A remake of a movie once targeted by the Nazis, a blockbuster embroiled in a lawsuit with an Israeli family and a documentary by the program director of the San Francisco Jewish Film Festival are also recognized in a list jam-packed with Jewish characters, stories and artists.
Spielberg’s movie overcomes an anemic box office showing to score nominations in the major categories of best picture, director and screenplay, for Spielberg and celebrated Jewish playwright and screenwriter Tony Kushner. The directing nomination brings Spielberg’s total nominations in the category to nine, tying him with Martin Scorsese for the second-most directing nominations in Oscar history.
The film also scored acting nods for Judd Hirsch, who is Jewish, and Michelle Williams, who recently said she is planning to raise her two children in the Jewish tradition.
“All Quiet On The Western Front,” Netflix’s new German-language adaptation of the classic 1929 novel about the horrors experienced by German soldiers during World War I, is also nominated for nine Oscars, including best picture, international feature and adapted screenplay. The film’s source material was once banned and burned by the ascending Nazi Party, which believed its anti-war stance made the German military look weak and constituted a threat to its plans for world domination.
“Top Gun: Maverick,” the action blockbuster sequel, picks up four nominations, including for best picture. The film’s distributor, Paramount, is currently embroiled in a copyright lawsuit with the family of Israeli journalist Ehud Yonay, whose magazine article about a Navy fighter pilot school was the basis for the original “Top Gun” in 1986. In November, a judge dismissed Paramount’s attempts to throw out the suit and ruled the Yonay family could proceed with the claims.
The writer, director and actress Sarah Polley gets a nod for best adapted screenplay for her drama “Women Talking,” about a group of abused women in an isolated Mennonite community, which was also nominated for best picture. Polley has a Jewish biological father, whose secret parentage she explored in her 2013 documentary “Stories We Tell.”
The Jewish film producer Gail Berman scores her first Oscar nomination for producing best picture nominee “Elvis,” while Jewish producing partners Darren Aronofsky and Ari Handel score their own best picture nomination for “The Whale.” The movie, which Aronofsky directed, stars Brendan Fraser (also nominated) as a morbidly obese English professor.

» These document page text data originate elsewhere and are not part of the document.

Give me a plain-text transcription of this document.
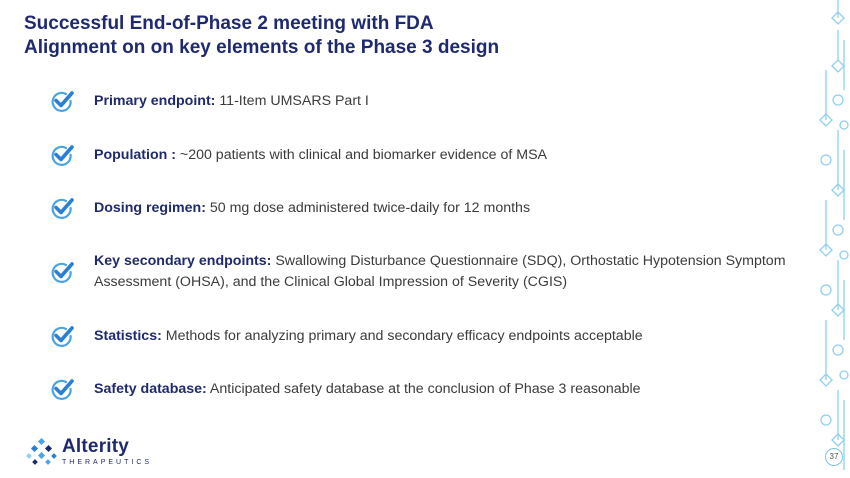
Successful End-of-Phase 2 meeting with FDA
Alignment on on key elements of the Phase 3 design
Primary endpoint: 11-Item UMSARS Part I
Population : ~200 patients with clinical and biomarker evidence of MSA
Dosing regimen: 50 mg dose administered twice-daily for 12 months
Key secondary endpoints: Swallowing Disturbance Questionnaire (SDQ), Orthostatic Hypotension Symptom Assessment (OHSA), and the Clinical Global Impression of Severity (CGIS)
Statistics: Methods for analyzing primary and secondary efficacy endpoints acceptable
Safety database: Anticipated safety database at the conclusion of Phase 3 reasonable
Alterity
THERAPEUTICS
37
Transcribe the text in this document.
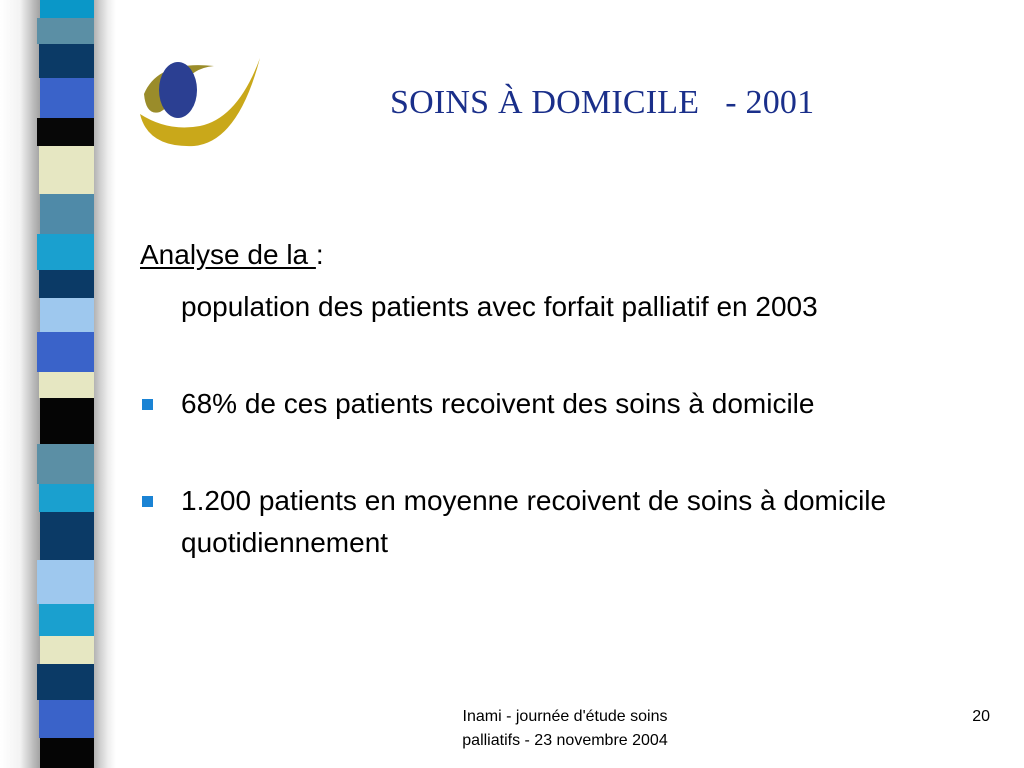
SOINS À DOMICILE   - 2001
Analyse de la :
population des patients avec forfait palliatif en 2003
68% de ces patients recoivent des soins à domicile
1.200 patients en moyenne recoivent de soins à domicile quotidiennement
Inami - journée d'étude soins
palliatifs - 23 novembre 2004
20
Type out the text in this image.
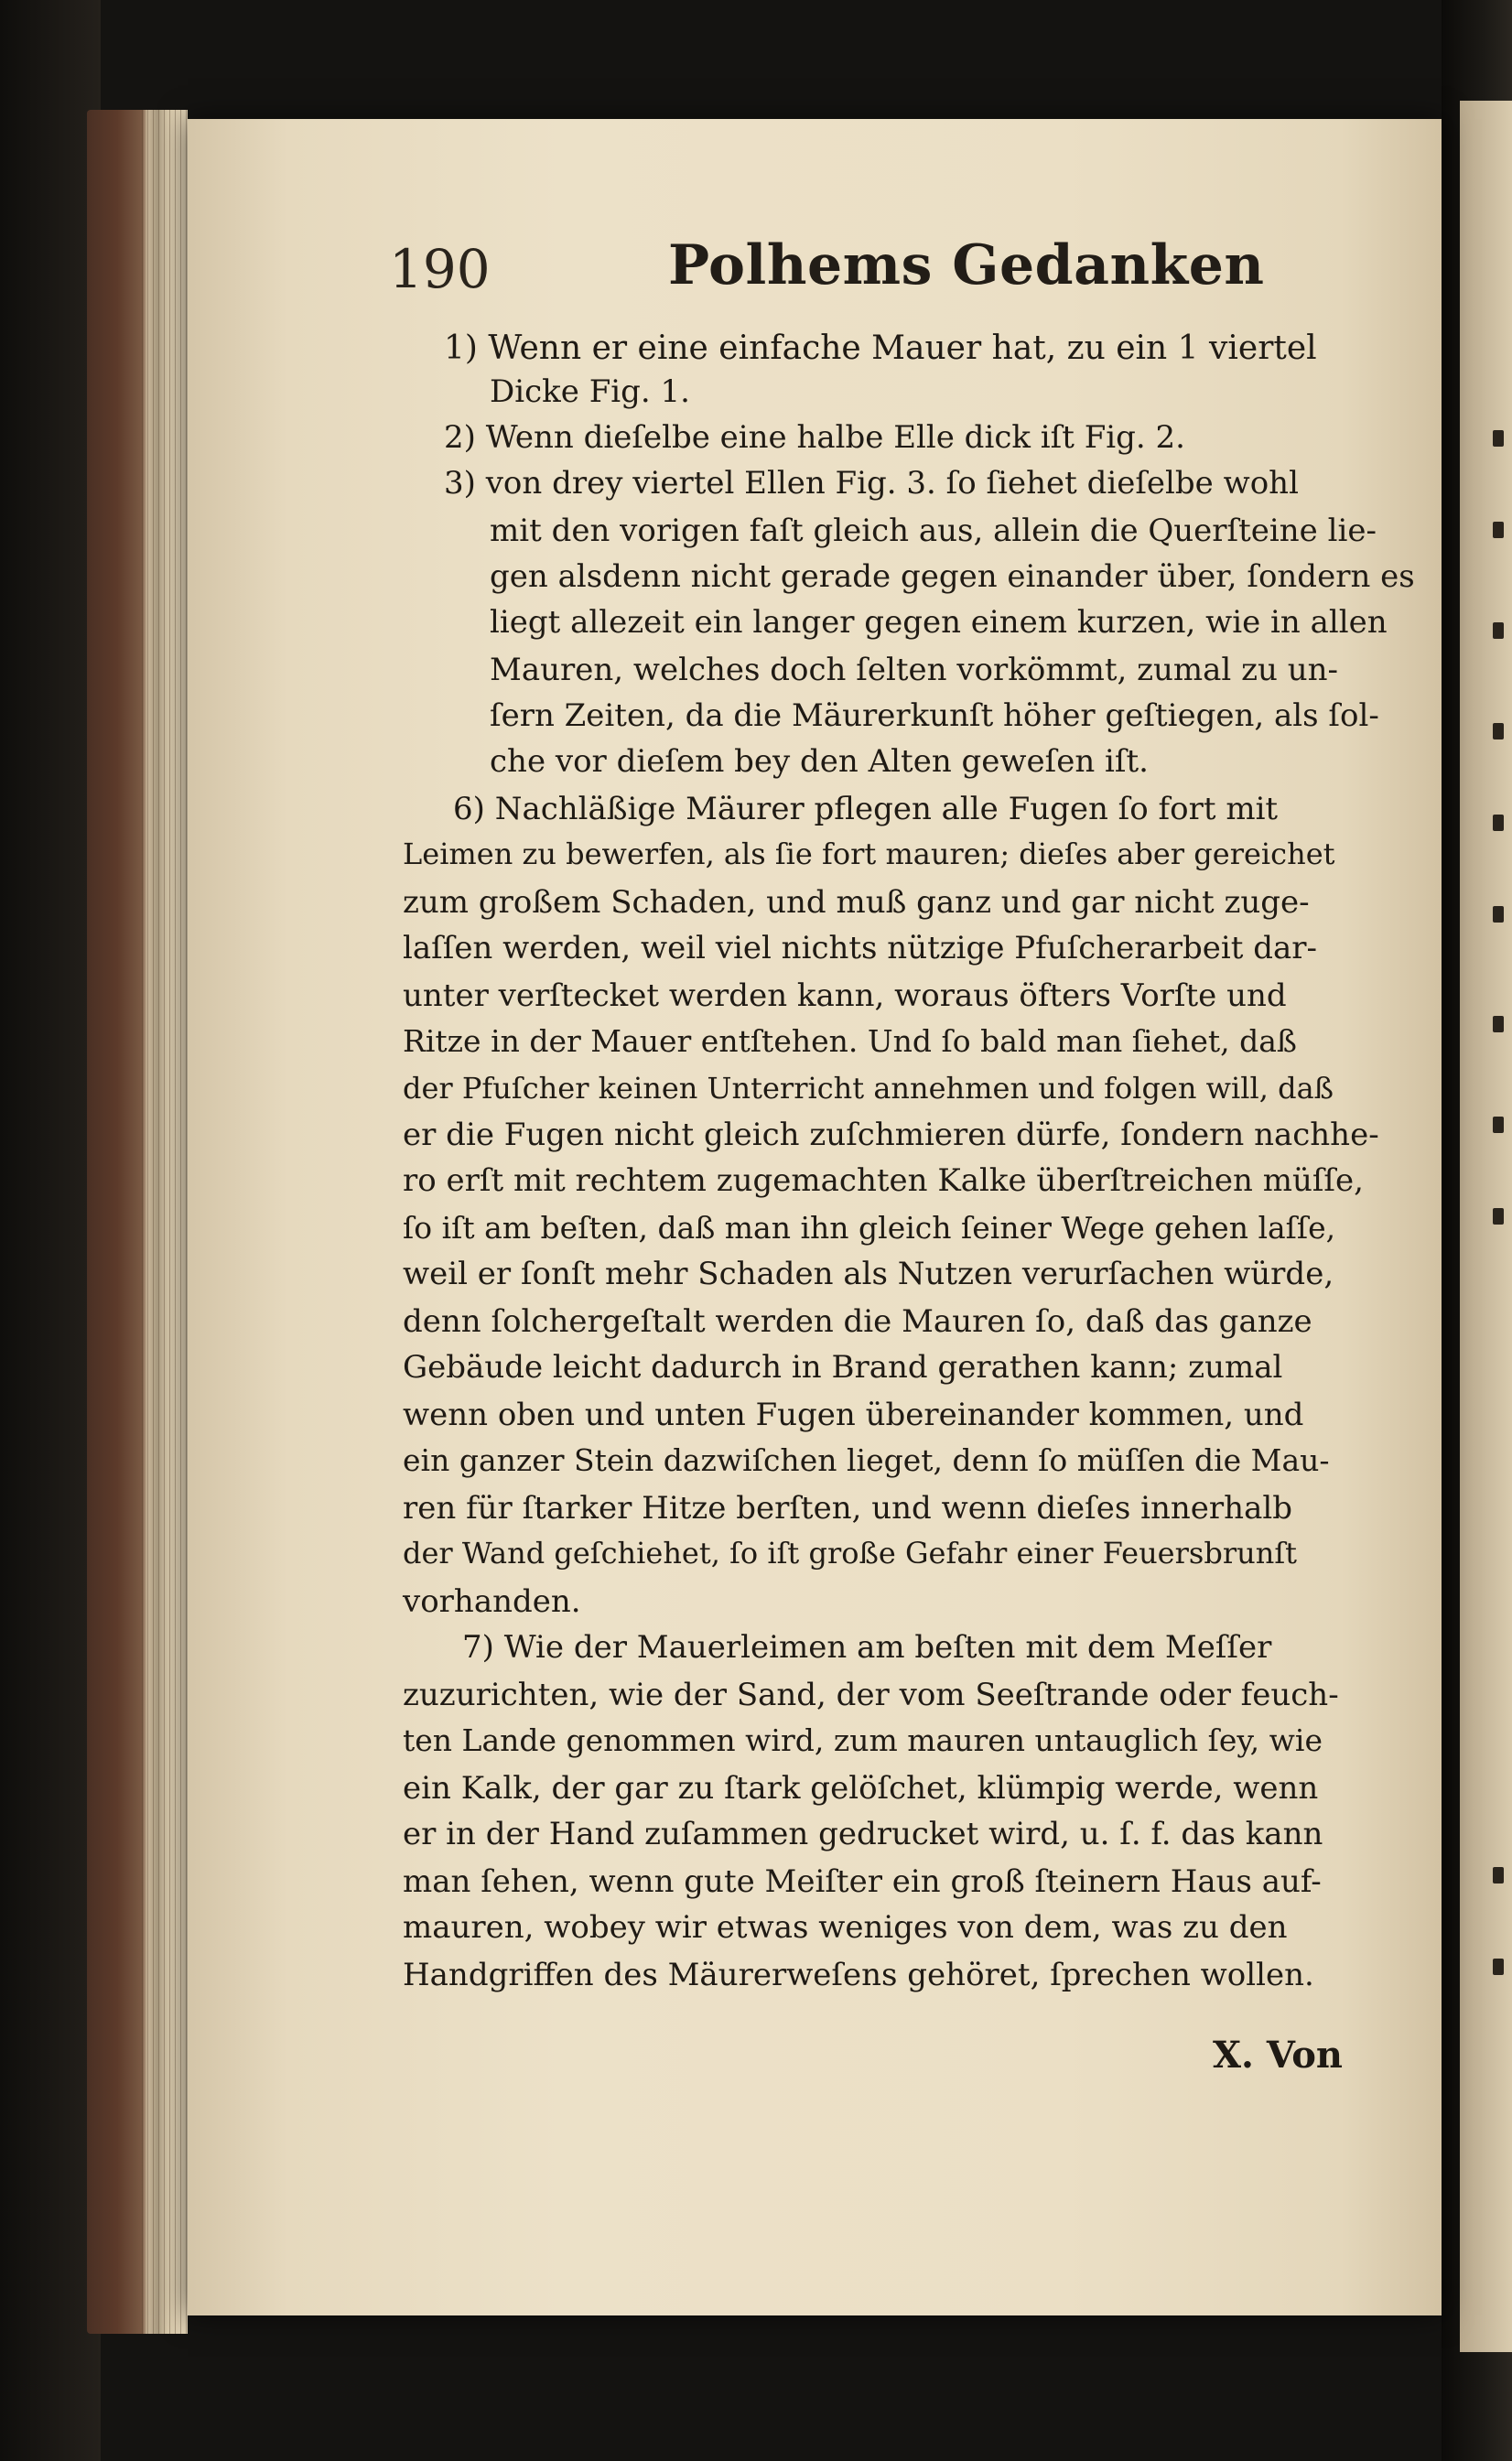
190	Polhems Gedanken
1) Wenn er eine einfache Mauer hat, zu ein 1 viertel
Dicke Fig. 1.
2) Wenn dieſelbe eine halbe Elle dick iſt Fig. 2.
3) von drey viertel Ellen Fig. 3. ſo ſiehet dieſelbe wohl
mit den vorigen faſt gleich aus, allein die Querſteine lie-
gen alsdenn nicht gerade gegen einander über, ſondern es
liegt allezeit ein langer gegen einem kurzen, wie in allen
Mauren, welches doch ſelten vorkömmt, zumal zu un-
ſern Zeiten, da die Mäurerkunſt höher geſtiegen, als ſol-
che vor dieſem bey den Alten geweſen iſt.
6) Nachläßige Mäurer pflegen alle Fugen ſo fort mit
Leimen zu bewerfen, als ſie fort mauren; dieſes aber gereichet
zum großem Schaden, und muß ganz und gar nicht zuge-
laſſen werden, weil viel nichts nützige Pfuſcherarbeit dar-
unter verſtecket werden kann, woraus öfters Vorſte und
Ritze in der Mauer entſtehen. Und ſo bald man ſiehet, daß
der Pfuſcher keinen Unterricht annehmen und folgen will, daß
er die Fugen nicht gleich zuſchmieren dürfe, ſondern nachhe-
ro erſt mit rechtem zugemachten Kalke überſtreichen müſſe,
ſo iſt am beſten, daß man ihn gleich ſeiner Wege gehen laſſe,
weil er ſonſt mehr Schaden als Nutzen verurſachen würde,
denn ſolchergeſtalt werden die Mauren ſo, daß das ganze
Gebäude leicht dadurch in Brand gerathen kann; zumal
wenn oben und unten Fugen übereinander kommen, und
ein ganzer Stein dazwiſchen lieget, denn ſo müſſen die Mau-
ren für ſtarker Hitze berſten, und wenn dieſes innerhalb
der Wand geſchiehet, ſo iſt große Gefahr einer Feuersbrunſt
vorhanden.
7) Wie der Mauerleimen am beſten mit dem Meſſer
zuzurichten, wie der Sand, der vom Seeſtrande oder feuch-
ten Lande genommen wird, zum mauren untauglich ſey, wie
ein Kalk, der gar zu ſtark gelöſchet, klümpig werde, wenn
er in der Hand zuſammen gedrucket wird, u. ſ. f. das kann
man ſehen, wenn gute Meiſter ein groß ſteinern Haus auf-
mauren, wobey wir etwas weniges von dem, was zu den
Handgriffen des Mäurerweſens gehöret, ſprechen wollen.
X. Von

“All The Beauty And The Bloodshed,” a portrait of the outsider artist Nan Goldin and her years-long activism campaign against opioid manufacturers the Sackler family, is nominated in the best documentary feature category and is favored to win. The film documents how Goldin was born to Jewish parents but had an emotionally abusive family life and left home in her teens. The Sacklers are also Jewish.
The documentary short category saw the second nomination in a row for Jewish filmmaker Jay Rosenblatt, whose documentary “How Do You Measure A Year” chronicles many years of his daughter Ella’s birthdays. Rosenblatt is the program director of the San Francisco Jewish Film Festival.